The push on this point, however, came from Washington, which relaxed oil sanctions for six months and cornered the Government with an ultimatum to present concrete results before November 30 in its commitments to expand democratic guarantees in the country. specifically on the release of political prisoners and the creation of a mechanism so that those disqualified could appeal their cases. Maduro released five opponents and, also, on the last day of the deadline, in a brief statement released by the Norwegian facilitators of the negotiations, the procedure that has now allowed Machado to request a review of his case to confront Maduro in the electoral ballot.
This, of course, has conditions. The procedure warns that “those interested” in reviewing their cases must refrain from presenting in the lawsuit and in public statements “offensive or disrespectful concepts” towards State institutions. “The Political-Administrative Chamber will rule on the admission of the claim and the precautionary protection requested in accordance with the principles of speed, efficiency and effectiveness included in the Constitution,” the mechanism specifies.
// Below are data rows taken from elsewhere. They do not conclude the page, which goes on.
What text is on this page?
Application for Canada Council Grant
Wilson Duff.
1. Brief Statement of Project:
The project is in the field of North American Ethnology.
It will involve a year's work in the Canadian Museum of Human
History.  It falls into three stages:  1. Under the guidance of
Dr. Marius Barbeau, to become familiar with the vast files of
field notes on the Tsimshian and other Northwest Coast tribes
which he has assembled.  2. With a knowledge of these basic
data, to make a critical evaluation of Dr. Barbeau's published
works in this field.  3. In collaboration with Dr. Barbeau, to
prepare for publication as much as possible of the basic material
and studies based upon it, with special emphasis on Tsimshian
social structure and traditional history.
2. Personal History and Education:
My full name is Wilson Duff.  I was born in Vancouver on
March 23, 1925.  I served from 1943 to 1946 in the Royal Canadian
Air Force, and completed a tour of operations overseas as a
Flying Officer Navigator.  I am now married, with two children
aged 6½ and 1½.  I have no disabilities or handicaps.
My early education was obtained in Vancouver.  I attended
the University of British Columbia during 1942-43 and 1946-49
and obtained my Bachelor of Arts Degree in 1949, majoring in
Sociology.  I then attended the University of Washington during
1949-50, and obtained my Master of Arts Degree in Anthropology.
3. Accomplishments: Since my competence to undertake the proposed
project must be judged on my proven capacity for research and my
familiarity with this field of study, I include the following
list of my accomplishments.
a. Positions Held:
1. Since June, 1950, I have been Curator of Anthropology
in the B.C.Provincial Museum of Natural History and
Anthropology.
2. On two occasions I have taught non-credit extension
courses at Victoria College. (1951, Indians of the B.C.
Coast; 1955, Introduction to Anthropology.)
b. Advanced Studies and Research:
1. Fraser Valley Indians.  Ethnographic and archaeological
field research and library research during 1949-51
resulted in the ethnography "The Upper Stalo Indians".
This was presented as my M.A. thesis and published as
The international community has pushed the conflict to this stage. Maduro is at his worst, with little financial room to make substantial improvements that would allow him to take advantage in elections in which he has real competition and is observed internationally. The recent front that he has opened with Guyana in the Essequibo dispute has been interpreted by some analysts as a last resort that would allow him, if the situation escalates, to declare a state of emergency and suspend the elections.
In some sectors, there is even talk that Chavismo is evaluating a second option to compete in the presidential elections. On the other hand, for now the Unitary Platform and those who competed in the primaries have closed ranks en bloc around Machado, and there seems to be no possibility that his candidacy could be divided.
Other figures who operate outside the opposition spectrum and have sometimes been instrumentalized by Chavismo, such as the former leader of Voluntad Popular and former political prisoner, Daniel Ceballos, also requested to review their disqualifications. There are also other candidates, such as outsider Benjamín Rausseu, a businessman and comedian who at the beginning of the year was second in the polls, after Machado, and who refused to compete in the primaries.
A date has not yet been set on the calendar for the elections that should occur in the second half of 2024, as agreed in Barbados, but in the immediate future, the next movement is in the hands of the Venezuelan justice system and its timing.